た・たむ!

言の葉探しに野に出かけたら
         空のあお葉を牛が食む食む

福島スキー合宿

2005年01月03日 | Weblog
 このたびの年末年始は福島にスキー合宿に行って来た。友人数名と夜行バスに乗り込み、大いに滑り、安宿に泊まり、また大いに滑った。滑ってばかりいた。年の変わり目を小旅行で過ごすのは初めてであり、不思議な喜びと感動を覚えた。新年を迎えた気はあまりしないが、自分が新年を迎えるにあたって何をしたかははっきり言える。
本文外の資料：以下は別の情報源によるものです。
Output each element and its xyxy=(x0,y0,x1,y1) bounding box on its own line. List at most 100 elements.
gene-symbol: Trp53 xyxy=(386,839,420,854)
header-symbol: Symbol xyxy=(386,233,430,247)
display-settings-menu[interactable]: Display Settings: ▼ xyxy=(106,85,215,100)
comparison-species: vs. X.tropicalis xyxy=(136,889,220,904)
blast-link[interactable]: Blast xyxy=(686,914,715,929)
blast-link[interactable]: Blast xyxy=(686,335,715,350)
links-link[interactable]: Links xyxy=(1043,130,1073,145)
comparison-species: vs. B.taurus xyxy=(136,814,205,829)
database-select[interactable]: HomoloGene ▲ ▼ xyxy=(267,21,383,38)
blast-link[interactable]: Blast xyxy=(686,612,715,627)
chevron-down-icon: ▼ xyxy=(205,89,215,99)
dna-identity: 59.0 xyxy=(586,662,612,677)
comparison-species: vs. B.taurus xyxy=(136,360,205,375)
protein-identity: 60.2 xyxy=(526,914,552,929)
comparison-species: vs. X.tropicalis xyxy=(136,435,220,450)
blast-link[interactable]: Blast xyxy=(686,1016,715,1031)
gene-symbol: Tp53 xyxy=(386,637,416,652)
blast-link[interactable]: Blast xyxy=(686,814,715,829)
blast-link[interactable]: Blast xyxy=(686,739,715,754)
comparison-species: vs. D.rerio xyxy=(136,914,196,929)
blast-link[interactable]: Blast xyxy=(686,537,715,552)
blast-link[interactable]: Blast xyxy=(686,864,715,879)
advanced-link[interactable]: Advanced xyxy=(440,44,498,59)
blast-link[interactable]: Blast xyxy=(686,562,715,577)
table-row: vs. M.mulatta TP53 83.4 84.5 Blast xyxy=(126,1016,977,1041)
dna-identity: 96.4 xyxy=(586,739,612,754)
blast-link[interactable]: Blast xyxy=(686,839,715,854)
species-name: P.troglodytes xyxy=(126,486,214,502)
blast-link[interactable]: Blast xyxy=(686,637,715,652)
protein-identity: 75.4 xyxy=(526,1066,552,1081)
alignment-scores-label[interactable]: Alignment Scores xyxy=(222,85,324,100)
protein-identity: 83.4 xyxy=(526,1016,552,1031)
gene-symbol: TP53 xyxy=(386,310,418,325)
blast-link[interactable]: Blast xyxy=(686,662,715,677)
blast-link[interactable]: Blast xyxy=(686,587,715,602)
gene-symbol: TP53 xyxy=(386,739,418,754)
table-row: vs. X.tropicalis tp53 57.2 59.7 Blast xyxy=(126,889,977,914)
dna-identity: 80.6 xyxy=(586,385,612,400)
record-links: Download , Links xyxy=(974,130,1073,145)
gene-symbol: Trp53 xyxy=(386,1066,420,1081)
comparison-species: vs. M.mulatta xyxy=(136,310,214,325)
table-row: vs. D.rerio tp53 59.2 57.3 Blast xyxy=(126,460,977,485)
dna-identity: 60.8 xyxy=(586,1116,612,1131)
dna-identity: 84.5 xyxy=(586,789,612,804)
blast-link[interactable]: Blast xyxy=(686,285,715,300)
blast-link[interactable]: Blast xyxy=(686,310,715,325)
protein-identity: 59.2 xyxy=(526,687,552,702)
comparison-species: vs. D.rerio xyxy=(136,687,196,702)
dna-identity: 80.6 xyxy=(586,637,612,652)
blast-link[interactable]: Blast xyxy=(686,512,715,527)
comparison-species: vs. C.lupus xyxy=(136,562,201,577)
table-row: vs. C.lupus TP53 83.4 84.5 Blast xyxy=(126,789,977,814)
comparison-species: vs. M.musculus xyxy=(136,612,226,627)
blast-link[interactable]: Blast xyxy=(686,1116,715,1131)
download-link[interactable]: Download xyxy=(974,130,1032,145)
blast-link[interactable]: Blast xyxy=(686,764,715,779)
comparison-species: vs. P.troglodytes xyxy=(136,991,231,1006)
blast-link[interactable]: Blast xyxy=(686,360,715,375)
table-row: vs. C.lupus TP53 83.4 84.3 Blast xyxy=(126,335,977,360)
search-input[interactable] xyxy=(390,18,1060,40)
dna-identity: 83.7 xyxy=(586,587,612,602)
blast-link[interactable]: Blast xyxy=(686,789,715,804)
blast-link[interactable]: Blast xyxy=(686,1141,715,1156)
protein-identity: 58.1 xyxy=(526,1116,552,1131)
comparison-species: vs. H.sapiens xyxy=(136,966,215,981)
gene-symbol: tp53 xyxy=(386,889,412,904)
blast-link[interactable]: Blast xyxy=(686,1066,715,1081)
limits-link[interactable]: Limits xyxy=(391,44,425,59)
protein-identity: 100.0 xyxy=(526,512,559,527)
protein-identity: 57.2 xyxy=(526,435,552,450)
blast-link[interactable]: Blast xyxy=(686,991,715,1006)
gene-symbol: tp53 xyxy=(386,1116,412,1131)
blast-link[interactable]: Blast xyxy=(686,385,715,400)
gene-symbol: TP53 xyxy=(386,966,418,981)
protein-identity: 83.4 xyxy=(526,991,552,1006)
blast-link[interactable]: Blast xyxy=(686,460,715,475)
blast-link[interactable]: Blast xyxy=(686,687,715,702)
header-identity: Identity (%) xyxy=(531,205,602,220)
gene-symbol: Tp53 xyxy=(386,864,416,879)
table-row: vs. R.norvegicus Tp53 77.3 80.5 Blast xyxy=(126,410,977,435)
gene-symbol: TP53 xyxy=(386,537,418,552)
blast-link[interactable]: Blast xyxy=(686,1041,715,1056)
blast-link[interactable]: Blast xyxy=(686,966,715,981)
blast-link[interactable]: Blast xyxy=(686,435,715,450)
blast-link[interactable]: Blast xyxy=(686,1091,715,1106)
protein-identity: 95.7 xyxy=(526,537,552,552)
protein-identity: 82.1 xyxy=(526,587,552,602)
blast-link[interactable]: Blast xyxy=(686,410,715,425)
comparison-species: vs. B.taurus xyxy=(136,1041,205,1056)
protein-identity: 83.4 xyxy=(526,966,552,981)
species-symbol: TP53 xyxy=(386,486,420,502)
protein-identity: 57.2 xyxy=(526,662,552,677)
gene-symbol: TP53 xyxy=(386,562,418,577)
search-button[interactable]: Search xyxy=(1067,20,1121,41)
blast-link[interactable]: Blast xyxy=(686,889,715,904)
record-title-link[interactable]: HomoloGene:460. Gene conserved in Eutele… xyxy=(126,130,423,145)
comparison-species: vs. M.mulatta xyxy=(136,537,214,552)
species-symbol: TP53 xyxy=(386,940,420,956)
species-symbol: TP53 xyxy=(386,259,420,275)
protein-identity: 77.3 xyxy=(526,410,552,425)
そういう充実感があった。その実感はもちろん、白一色の世界の強烈な印象や、コタツを囲んだ深夜に及ぶ友人たちとの色恋話や、いまだ完全には取れない全身の筋肉痛などに裏打ちされたものである。
 最終日の二日、くたくたになるまで滑り終え、夕方ようやく帰り支度をし始めたとき、舞い落ちる雪が結晶を形作っているのに皆気づき、歓声を上げた。それはよほど冷え込まないと出来ないと思われる、小さな、見事な結晶であった。雪の結晶は一つとして同じ物がないと言う。信じられない光景であった。幾何学的であり、微細であった。溜め息をつきたくなるほどに美しかった。どうしてこんな小さなものが、とは、そのとき誰一人思わなかった。これが大自然というものの片鱗なのだろう、と、皆素直に納得していた。我々のうち数名は、結晶の前で何度もカメラのシャッターを切った。

 今年はよい年にできる。私はどうしてか心にそう確信した。